Tuesday, May 24, 2016

The decision.

It’s our first evening in Chennai, technically. We arrived in the wee hours this morning. I am awake from jet lag and 2 cups of chai with dinner and pain and anxiety. I’m sure you read this and think I’m anxious about having surgery, but really it’s because getting a total knee replacement was suddenly not my only option.


The doctor ordered a 3T (Tesla) MRI, which shows the density of cartilage in a joint with nifty color coding. Clue: red is BAD. I had these two spots with a ton of red...all red, actually...but overall, my knee was okay. The doctor was dumbfounded. Yes, I had moderate damage, and in those points they could feel severe, but overall, my joint was not in need of replacement. He suggested stem cell injections for the potholes, and a tibia surgery that would split the bone and spread it a few centimeters to add another contact point that would help stabilize my kneecap. That alternative surgery was only a grand cheaper than a total knee replacement, and while my doctor insisted I could feel a reduction in pain two days post-op, I wasn’t so confident. We got into a discussion about cytokines, pain pathways, and the inability of the brain to utilize this information and determine the extent of the issue.


Some background: I had endometriosis since shortly after I started menstruating, probably around 14. I remember my pain was never like other women described, but I figured I just conceptualized my discomfort differently. After I was in a car accident at 19, I attributed my pelvic pain to back pain from that collision, but really, it was this. It didn’t come to a head until I was 26. TWENTY FUCKING SIX. Twelve years and I did it. I broke bones and didn’t shed a tear. I put my body through physical hell for most of my late teens and early twenties, out of the desperate need to live and keep going. With a bum knee since I was 15, endometriosis for the that and then some, it’s no surprise that my brain perceives pain differently.
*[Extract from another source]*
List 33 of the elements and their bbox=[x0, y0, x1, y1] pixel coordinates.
So when a surgeon that I respect and has been so patient with me tells me that I should not proceed in the plan I’ve been working toward and meticulously laid out to cure said pain, arguably after a remarkable lack of sleep, I broke down. People, I broke down like I was watching the opening sequence to Up on my surgeon’s forehead. I had to make a hard decision; the main pro on the lesser treatment was objective approach as the less intense option. If I were a doctor, I’d encourage the same. But the risks of it not shutting down that pain pathway were too high. Sam and I talked about it for hours and I spoke to some friends and family, deciding that after all this planning and struggle, the lesser option with no guaranteed success was not for me. It takes an average of 6 months to see results with stem cells, and it didn’t account for the issues on the underside of my kneecap that could just reinjure the cartilage.

I sat in the dark and looked deep into myself. It’s the closest to praying that I come, because who needs to speak with words to whatever it is inside each of us? The quiet sense of surety filled me. Acting with my heart has never led me astray, and I know in my heart that this is what is best for me, the future I’ve worked so hard for, and the man I get to spend it with. Pain has been snuffing out my soul slowly and surely for the last two years and when I have the choice to eradicate it as best I know how, I cannot take a lesser choice.